CEGUI on the other hand uses UTF-32 (4 bytes) for their strings and converts them to UTF-8 when calling c_str(). That is of course different from the 1252 Western codepage used by Windows, so whatever we get from CEGUI might not be useful directly for the Windows API.
That's why for all the Windows API functions related to strings, there is a second function with a 'W' suffix (or prefix, don't remember) that accepts wchar_t. However, the usual standard is 4 bytes for that type (UNIX), but Microsoft decided to go for 2 bytes and UTF-16 encoding.
That's exactly where the bug occurred: CEGUI converted to UTF-8 and fed that to ofstream::open, which in turn was interpreted as a codepage 1252 character sequence.
There is one more subtle detail left: How does CEGUI::String convert from 1252 to UTF-32 when assigning our std::string to it? Simple: according to the documentation, the characters are interpreted as unencoded 8-bit values. So a simple cast from 8 bit to 32 bit values is done.
And how on earth could that ever be correct (it actually was)? It turns out that 1252 is mostly identical to UTF-32 for the first 256 characters.
TODO
Not every user will have the 1252 codepage and therefore a lot of things can go wrong. We somehow have to deal with this.

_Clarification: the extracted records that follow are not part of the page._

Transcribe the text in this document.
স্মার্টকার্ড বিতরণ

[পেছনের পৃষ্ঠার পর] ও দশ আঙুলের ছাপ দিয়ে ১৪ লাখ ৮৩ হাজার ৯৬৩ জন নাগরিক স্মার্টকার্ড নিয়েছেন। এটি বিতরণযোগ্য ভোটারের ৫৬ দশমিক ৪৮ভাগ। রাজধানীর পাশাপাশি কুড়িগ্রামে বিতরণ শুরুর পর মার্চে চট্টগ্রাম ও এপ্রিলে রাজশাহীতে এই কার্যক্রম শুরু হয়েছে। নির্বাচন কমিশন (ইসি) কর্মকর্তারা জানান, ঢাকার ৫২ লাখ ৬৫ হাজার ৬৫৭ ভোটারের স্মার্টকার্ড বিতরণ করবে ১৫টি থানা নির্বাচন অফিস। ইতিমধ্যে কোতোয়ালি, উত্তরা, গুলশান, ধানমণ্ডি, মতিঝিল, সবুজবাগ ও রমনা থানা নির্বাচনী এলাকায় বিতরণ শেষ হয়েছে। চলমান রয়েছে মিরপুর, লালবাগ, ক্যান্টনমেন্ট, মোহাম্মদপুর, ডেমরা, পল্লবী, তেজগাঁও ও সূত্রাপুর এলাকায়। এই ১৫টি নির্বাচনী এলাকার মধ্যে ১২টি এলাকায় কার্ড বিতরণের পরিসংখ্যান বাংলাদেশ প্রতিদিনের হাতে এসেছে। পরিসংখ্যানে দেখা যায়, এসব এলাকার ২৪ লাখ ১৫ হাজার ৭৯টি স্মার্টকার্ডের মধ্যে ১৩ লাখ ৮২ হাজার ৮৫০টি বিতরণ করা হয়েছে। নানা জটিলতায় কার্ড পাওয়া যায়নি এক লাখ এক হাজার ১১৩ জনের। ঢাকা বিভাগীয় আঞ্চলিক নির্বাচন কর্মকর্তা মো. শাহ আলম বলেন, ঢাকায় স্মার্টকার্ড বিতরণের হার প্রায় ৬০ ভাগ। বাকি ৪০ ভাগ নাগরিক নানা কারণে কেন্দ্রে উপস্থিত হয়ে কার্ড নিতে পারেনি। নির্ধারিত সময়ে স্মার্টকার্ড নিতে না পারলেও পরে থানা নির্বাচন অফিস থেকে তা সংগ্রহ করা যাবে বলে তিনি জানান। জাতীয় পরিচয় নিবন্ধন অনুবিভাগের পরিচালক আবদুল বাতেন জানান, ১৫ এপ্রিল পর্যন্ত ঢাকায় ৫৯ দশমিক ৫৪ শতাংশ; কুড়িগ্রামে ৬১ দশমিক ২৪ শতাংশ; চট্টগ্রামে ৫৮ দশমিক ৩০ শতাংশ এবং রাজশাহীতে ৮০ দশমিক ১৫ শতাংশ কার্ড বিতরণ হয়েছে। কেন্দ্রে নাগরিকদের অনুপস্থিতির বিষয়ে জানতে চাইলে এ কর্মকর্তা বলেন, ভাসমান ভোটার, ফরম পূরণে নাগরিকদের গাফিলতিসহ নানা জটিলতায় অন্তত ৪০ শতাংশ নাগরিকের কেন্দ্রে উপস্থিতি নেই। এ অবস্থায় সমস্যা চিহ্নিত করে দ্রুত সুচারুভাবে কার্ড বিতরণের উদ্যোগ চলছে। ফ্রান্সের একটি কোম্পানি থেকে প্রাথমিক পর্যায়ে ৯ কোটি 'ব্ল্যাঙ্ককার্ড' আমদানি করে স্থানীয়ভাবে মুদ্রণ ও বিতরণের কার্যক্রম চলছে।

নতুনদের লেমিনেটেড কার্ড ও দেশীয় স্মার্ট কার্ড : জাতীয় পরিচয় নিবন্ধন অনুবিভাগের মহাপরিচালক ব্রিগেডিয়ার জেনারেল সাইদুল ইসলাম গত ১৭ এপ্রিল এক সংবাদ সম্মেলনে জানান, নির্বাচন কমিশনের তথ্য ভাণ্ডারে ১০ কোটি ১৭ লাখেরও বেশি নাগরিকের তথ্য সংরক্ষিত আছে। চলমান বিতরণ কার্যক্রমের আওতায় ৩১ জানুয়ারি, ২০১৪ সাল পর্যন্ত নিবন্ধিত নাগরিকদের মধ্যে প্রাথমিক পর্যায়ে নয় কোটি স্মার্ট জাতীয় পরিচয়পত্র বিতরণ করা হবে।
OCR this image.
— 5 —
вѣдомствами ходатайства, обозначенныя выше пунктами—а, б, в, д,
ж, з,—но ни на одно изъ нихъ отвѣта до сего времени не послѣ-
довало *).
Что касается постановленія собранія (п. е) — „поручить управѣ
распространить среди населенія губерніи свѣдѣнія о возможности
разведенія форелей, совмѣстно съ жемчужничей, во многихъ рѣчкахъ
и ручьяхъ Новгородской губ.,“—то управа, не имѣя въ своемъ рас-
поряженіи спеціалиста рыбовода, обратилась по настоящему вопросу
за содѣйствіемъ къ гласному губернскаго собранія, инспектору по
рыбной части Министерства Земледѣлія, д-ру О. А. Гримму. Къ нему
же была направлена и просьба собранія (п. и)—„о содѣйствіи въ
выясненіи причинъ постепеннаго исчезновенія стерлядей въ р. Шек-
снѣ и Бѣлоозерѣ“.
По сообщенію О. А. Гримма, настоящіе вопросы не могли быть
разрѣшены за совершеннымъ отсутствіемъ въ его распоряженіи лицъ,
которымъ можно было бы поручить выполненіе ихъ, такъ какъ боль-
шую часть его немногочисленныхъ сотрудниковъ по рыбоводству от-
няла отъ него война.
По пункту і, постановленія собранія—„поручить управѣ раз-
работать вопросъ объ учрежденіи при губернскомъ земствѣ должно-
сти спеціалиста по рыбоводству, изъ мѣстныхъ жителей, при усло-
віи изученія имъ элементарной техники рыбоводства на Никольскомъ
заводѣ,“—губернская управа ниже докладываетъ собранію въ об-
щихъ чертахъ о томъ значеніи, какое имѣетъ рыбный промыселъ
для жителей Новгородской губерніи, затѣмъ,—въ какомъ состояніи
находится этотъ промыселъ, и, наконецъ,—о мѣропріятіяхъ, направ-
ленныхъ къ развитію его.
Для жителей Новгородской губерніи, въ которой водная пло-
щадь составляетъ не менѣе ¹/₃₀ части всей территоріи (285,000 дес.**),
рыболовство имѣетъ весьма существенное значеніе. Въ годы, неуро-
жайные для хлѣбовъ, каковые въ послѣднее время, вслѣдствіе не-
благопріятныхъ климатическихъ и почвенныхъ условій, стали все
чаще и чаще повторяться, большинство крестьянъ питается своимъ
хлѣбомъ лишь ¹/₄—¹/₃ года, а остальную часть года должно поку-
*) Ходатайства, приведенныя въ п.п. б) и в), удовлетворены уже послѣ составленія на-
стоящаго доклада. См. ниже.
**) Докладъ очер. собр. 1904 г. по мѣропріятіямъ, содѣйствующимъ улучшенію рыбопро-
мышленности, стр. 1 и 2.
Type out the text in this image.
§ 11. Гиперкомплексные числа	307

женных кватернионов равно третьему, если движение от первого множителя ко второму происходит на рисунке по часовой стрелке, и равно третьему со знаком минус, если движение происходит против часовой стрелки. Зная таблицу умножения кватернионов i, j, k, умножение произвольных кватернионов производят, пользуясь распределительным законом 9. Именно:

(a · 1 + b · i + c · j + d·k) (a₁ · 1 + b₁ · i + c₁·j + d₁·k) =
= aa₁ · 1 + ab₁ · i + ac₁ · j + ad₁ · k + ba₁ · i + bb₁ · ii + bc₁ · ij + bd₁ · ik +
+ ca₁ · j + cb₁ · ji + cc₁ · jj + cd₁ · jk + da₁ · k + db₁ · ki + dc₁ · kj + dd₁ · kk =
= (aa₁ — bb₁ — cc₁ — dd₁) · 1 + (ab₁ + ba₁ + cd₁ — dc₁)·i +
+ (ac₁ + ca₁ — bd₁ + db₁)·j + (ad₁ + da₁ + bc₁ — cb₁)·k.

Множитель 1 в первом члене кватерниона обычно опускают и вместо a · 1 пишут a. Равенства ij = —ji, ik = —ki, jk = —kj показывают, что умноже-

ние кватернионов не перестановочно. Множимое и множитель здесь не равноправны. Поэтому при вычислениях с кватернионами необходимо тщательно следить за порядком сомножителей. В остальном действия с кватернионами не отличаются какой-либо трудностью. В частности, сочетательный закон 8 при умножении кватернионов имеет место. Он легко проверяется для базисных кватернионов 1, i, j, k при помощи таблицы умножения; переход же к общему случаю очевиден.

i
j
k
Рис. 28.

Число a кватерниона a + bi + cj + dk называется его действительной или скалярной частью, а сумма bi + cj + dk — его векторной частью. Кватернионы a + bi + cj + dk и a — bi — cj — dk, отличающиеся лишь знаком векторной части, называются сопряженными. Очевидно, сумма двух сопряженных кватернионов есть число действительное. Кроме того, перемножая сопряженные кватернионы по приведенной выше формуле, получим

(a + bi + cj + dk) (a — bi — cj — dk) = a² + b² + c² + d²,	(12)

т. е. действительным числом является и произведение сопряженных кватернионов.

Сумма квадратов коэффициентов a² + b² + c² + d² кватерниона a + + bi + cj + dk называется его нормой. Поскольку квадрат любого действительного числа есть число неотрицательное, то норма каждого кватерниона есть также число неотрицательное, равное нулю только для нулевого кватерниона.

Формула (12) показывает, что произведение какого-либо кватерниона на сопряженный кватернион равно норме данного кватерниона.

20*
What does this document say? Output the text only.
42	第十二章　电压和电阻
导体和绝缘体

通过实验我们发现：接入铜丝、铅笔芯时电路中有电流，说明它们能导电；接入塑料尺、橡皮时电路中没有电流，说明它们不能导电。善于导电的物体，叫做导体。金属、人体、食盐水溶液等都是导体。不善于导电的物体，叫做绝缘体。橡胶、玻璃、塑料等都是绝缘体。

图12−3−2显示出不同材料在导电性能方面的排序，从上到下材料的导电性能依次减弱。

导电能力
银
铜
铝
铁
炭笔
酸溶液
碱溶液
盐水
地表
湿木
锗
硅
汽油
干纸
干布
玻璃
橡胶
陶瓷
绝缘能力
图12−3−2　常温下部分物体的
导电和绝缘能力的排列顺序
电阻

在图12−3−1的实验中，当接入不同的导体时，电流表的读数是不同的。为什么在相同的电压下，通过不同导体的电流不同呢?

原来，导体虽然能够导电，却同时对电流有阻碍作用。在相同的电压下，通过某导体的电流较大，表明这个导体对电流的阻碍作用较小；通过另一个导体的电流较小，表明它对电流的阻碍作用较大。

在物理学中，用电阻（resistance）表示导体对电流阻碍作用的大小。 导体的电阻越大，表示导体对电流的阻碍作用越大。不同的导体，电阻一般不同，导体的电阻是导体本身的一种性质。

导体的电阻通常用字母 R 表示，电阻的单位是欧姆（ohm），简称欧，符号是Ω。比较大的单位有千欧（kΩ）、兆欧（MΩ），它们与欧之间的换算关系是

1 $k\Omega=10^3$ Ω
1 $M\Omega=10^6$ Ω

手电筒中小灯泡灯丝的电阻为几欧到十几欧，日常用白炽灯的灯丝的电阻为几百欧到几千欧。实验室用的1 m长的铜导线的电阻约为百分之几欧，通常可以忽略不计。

On the other hand, the CEGUI problem, that this ticket was issued for, is just a bug and not a general behaviour. CEGUI 0.6.2 might still have the issues though. But since that only concerns Windows where we use CEGUI 0.7.5, we're safe.
The other TODO is making a correct conversion from UTF-8 (standard Linux encoding if I'm not wrong) to CEGUI::String because that's just a simple cast and not a decoding.
Change History (2)
comment:1 Changed 14 years ago by youngk
comment:2 Changed 14 years ago by rgrieder
- Description modified (diff)
- Keywords utf western 1252 codepage cegui added
- Priority changed from critical to minor
If it turns out that we actually have serious problems when handling international characters in Orxonox, one might also think about whitespace handling in paths. Just a thought.